London Company - Native American Relationships

Native American Relationships

The instructions issued to Sir Thomas Gates, on November 20, called for a forcible conversion of Native Americans to Anglicanism and subordination to the colonial administration. The records of the company record a discussion during one of their first meetings about publishing a justification of their business enterprise methods to "give adventurers, a clearness and satisfaction, a public debate where Catholics and neutrals might attack them. Whereas Catholic arguments would be in support of Spanish legal claims to the New World under the Treaty of Tordesillas, it was feared that the neutral "pen-adversaries" might "cast scruples into our conscience" by criticising the lawfulness of the plantation. It was decided to forego such a publication of a justification.

However, in 1608, Sir Edward Coke, in his capacity as Lord Chief Justice, offered a ruling in Calvin's Case which went beyond the issue at hand: whether a Scotsman could seek justice at an English Court. Coke distinguished between aliens from nations at war with England and friendly aliens, those from nations in league with England. Friendly aliens could have recourse to English courts. But he also ruled that with "all infidels" (i.e. those from non-Christian nations) there could be no peace, and a state of perpetual hostility would exist between them and Christians.

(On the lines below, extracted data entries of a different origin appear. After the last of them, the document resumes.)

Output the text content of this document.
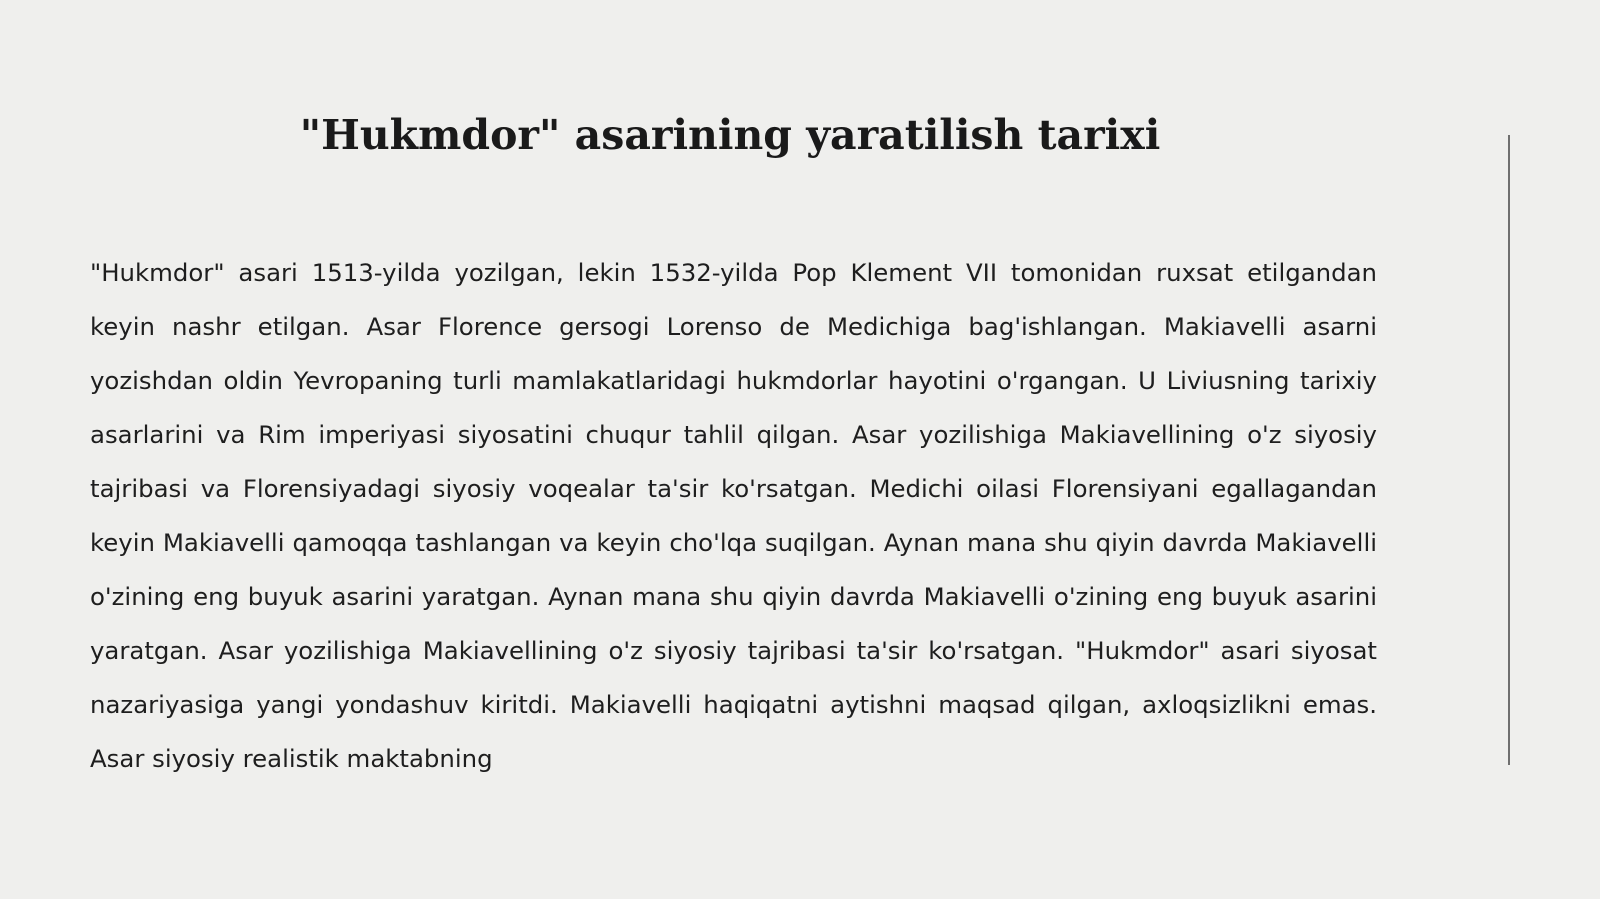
"Hukmdor" asarining yaratilish tarixi

"Hukmdor" asari 1513-yilda yozilgan, lekin 1532-yilda Pop Klement VII tomonidan ruxsat etilgandan keyin nashr etilgan. Asar Florence gersogi Lorenso de Medichiga bag'ishlangan. Makiavelli asarni yozishdan oldin Yevropaning turli mamlakatlaridagi hukmdorlar hayotini o'rgangan. U Liviusning tarixiy asarlarini va Rim imperiyasi siyosatini chuqur tahlil qilgan. Asar yozilishiga Makiavellining o'z siyosiy tajribasi va Florensiyadagi siyosiy voqealar ta'sir ko'rsatgan. Medichi oilasi Florensiyani egallagandan keyin Makiavelli qamoqqa tashlangan va keyin cho'lqa suqilgan. Aynan mana shu qiyin davrda Makiavelli o'zining eng buyuk asarini yaratgan. Aynan mana shu qiyin davrda Makiavelli o'zining eng buyuk asarini yaratgan. Asar yozilishiga Makiavellining o'z siyosiy tajribasi ta'sir ko'rsatgan. "Hukmdor" asari siyosat nazariyasiga yangi yondashuv kiritdi. Makiavelli haqiqatni aytishni maqsad qilgan, axloqsizlikni emas. Asar siyosiy realistik maktabning
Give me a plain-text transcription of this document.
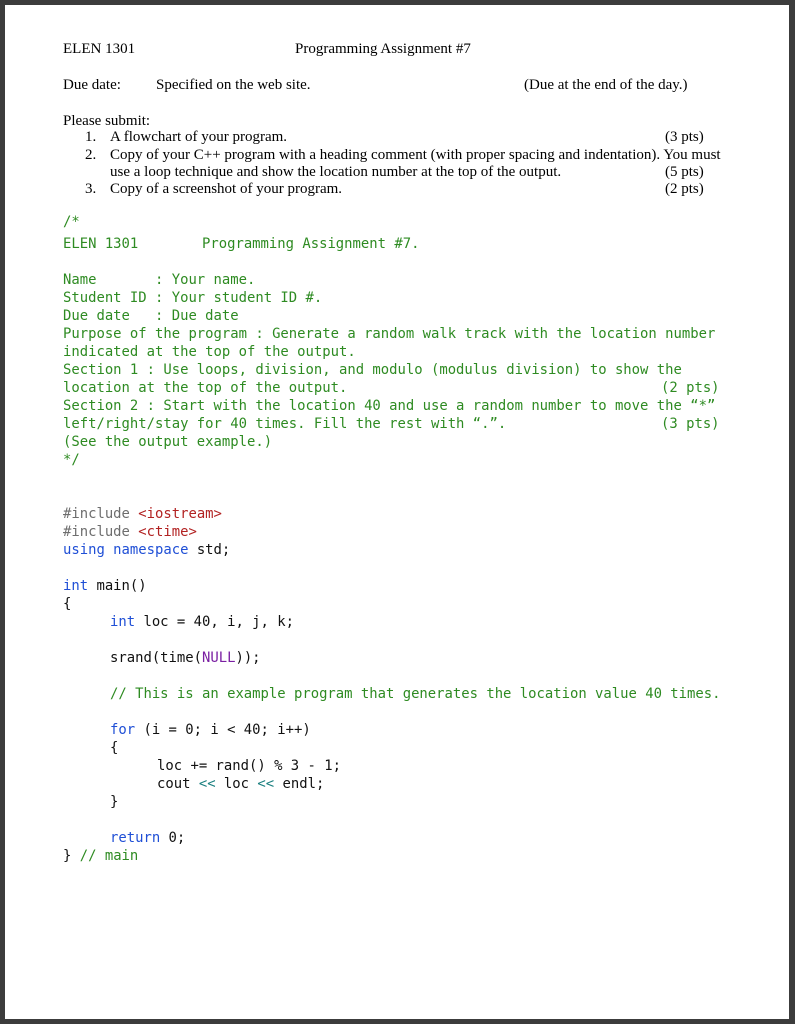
ELEN 1301	Programming Assignment #7
Due date: Specified on the web site.	(Due at the end of the day.)
Please submit:
1. A flowchart of your program.	(3 pts)
2. Copy of your C++ program with a heading comment (with proper spacing and indentation). You must
use a loop technique and show the location number at the top of the output.	(5 pts)
3. Copy of a screenshot of your program.	(2 pts)
/*
ELEN 1301	Programming Assignment #7.
Name       : Your name.
Student ID : Your student ID #.
Due date   : Due date
Purpose of the program : Generate a random walk track with the location number
indicated at the top of the output.
Section 1 : Use loops, division, and modulo (modulus division) to show the
location at the top of the output.	(2 pts)
Section 2 : Start with the location 40 and use a random number to move the “*”
left/right/stay for 40 times. Fill the rest with “.”.	(3 pts)
(See the output example.)
*/
#include <iostream>
#include <ctime>
using namespace std;
int main()
{
int loc = 40, i, j, k;
srand(time(NULL));
// This is an example program that generates the location value 40 times.
for (i = 0; i < 40; i++)
{
loc += rand() % 3 - 1;
cout << loc << endl;
}
return 0;
} // main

In 1609, the company issued instructions to kidnap Native American children so as to indoctrinate them with English values and religion. These instructions also sanctioned attacking the Iniocasoockes, the cultural leaders of the local Powhatans. However, it was only when Thomas West, 3rd Baron De La Warr, arrived, in 1610, that the Company was able to commence a war against the Powhatan with the First Anglo-Powhatan War. De La Warr was replaced by Sir Thomas Dale, who continued the war. It was during this period that Pocahontas married John Rolfe.

The military offensive was accompanied by a propaganda war: Alderman Robert Johnson published Nova Britannia, in 1609, which compared Native Americans to wild animals--"heardes of deere in a forest". While it portrayed the Powhatans as peace loving, it nevertheless threatened to deal with any who resisted conversion to Anglicanism as enemies of 'their' country. (Johnson was the son-in-law of Sir Thomas Smith, leader of one of the court factions within the Company in London.)

In 1622, the Second Anglo-Powhatan War erupted. Its origins are disputed. English apologists for the company say that Opchanacanough initiated the war. Native American apologist Robert Williams, a contemporary Native American Law Professor, argues that Opchanacanough had secured concessions from Governor Yeardley which the company would not accept. Thus, Opchanacanough's attack, on April 18, 1622, may have been a pre-emptive attempt to defeat the colony before reinforcements arrived. In about a day, 350 out of 1,240 colonists were killed, and some outlying settlements were wiped out. The Virginia Company quickly published an account of this attack which was steeped in Calvinist theology—the massacre was the work of Providence in that it gave a justification for the complete genocide of the Powhatans, and the building of settlements on their former towns. New orders called for a "perpetual war without peace or truce" "to root out from being any longer a people, so cursed a nation, ungrateful to all benefitte, and incapable of all goodnesses."